Triangolo molle
La creazione, il creatore e la creatura sono tre figure che hanno spesso coinvolto e condizionato il cinema di Sergio Rubini. Un cinema fatto di alti e bassi, che a volte ha pagato troppa sincerità e ingenuità e che altre volte, invece, ha stuzzicato la fantasia per la sua semplicità. Un cinema che spesso ha avuto come sottofondo il rapporto tra creatore e creatura come dimostrava già la favola surreale L’anima gemella (2000), dove tragico e melò si mescolavano al fantasy e al giallo e dove da una piccola e insignificante credenza paesana si generavano dubbi, misteri, sensi di colpa, equivoci e scambi di personalità. Ancora di più, forse, questo rapporto tra creatura e creatore era evidente nel simpatico e malinconico Tutto l’amore che c’è (1998), commedia dal retrogusto amaro che risaltava le differenze sociali tra nord e sud, oppure nel dramma corale di L’amore ritorna (2003), film che partiva dalla crisi artistica di un attore e che arrivava a una crisi esistenziale e morale di un uomo. Anche La terra (2005) si giocava molto sull’importanza delle origini, sul rapporto tra consanguinei e sul valore della sincerità dell’uomo senza però andare oltre la superficialità.

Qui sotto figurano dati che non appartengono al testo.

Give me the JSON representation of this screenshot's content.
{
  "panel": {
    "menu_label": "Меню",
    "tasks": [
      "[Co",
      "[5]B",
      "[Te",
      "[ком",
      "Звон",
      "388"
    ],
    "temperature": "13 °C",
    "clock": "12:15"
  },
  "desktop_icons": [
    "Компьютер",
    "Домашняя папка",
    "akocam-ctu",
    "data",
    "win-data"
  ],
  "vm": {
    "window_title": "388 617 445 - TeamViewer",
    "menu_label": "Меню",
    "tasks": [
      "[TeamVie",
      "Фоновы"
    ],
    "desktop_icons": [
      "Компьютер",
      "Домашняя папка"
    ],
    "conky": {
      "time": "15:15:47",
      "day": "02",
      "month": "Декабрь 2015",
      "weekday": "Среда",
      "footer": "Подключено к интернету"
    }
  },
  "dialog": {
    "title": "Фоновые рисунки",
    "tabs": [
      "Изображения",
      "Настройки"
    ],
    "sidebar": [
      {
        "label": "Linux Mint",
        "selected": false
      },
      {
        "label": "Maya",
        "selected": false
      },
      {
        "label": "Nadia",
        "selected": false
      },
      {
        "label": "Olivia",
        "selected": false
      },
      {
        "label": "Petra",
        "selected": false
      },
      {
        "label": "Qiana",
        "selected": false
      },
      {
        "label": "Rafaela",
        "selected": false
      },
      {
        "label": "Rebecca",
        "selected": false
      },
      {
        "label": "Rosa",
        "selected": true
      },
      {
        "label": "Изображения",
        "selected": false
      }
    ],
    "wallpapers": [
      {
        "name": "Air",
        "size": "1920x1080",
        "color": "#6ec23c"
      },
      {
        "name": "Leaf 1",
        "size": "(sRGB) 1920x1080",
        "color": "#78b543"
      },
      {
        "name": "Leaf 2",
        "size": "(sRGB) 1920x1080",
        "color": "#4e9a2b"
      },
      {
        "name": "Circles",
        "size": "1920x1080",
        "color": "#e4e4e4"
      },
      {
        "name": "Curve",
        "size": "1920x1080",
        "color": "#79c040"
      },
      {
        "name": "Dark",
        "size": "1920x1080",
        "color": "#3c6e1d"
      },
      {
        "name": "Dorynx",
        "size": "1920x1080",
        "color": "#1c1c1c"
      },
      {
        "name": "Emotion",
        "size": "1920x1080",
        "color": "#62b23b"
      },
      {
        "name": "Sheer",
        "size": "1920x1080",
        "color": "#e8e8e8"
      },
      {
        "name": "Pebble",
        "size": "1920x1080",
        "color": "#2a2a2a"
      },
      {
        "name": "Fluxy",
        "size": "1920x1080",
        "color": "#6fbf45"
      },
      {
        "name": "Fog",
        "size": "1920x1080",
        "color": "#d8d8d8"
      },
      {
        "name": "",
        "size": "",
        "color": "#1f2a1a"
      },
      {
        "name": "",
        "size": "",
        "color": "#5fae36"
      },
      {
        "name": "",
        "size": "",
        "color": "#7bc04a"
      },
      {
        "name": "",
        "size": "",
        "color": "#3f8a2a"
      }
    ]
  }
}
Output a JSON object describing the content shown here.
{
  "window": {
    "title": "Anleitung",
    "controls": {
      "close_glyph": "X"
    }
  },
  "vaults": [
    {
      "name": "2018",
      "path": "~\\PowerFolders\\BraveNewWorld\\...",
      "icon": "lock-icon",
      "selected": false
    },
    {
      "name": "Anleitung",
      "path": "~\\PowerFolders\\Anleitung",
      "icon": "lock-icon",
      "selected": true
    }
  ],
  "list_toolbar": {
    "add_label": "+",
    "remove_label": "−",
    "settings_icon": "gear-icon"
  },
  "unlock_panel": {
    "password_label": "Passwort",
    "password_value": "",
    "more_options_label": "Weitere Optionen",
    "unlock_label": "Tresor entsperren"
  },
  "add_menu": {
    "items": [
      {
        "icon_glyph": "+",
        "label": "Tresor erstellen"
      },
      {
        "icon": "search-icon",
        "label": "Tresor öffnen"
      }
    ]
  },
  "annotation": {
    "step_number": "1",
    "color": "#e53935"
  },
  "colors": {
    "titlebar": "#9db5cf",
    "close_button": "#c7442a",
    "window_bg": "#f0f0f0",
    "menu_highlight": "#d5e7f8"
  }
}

In Colpo d’occhio Rubini, che torna a lavorare con la coppia di sceneggiatori Pasquini-Cavalluzzi, già sceneggiatori di La terra, sembra voglia tracciare ancora una volta il duplice percorso morale e artistico dell’uomo. Da una parte racconta i gradini che l’uomo (artista una volta, emigrante un’altra volta) è pronto a scalare per arrivare in vetta (il suo cinema, infatti, sembra essere una continua riflessione dedicata alla scala sociale, alla voglia di arrivare), dall’altra si sforza di rappresentare il rapporto tra finzione e realtà dal quale l’uomo rimane spesso schiacciato. Colpo d’occhio è un film di genere e, forse, questo giustifica la sua natura dichiaratamente finta. È un gioco al rimbalzo, un labirinto di inganni, luci e ombre che si sovrappongono e che dimostrano l’abilità del narratore Rubini, quello che spesso ha fatto vedere di essere un regista, quantomeno, originale. Una buona dose di sperimentazione che appare incontrollata e sopraffatta dalla questione amorosa, dal triangolo di passioni e tradimenti e, soprattutto, dal volto degli attori (lei è la Puccini, lui Scamarcio), dalle recitazioni marcate, dalla troppa voglia di andare oltre. E qui sembra di rivedere le ingenuità di La terra. E sembra di ripensare alle stesse cose. Anche perché creatura e creatore nel loro percorso tortuoso di creazione, ogni tanto, hanno bisogno di separarsi per un po’ di tempo. Così da ritrovarsi con più voglia e lucidità.
Curiosità
Ha detto Rubini: «La razionalità del regista e l’irresponsabilità dell’attore sono due “modi d’essere” che a fatica coesistono – a meno che non ci sia un’inclinazione di tipo schizofrenico… In passato ho cercato di ritagliarmi ruoli che fossero sempre più piccoli per sottrarmi a questa malattia. Questa volta mi è andata male: Lulli è un personaggio molto presente nel racconto e per di più complesso».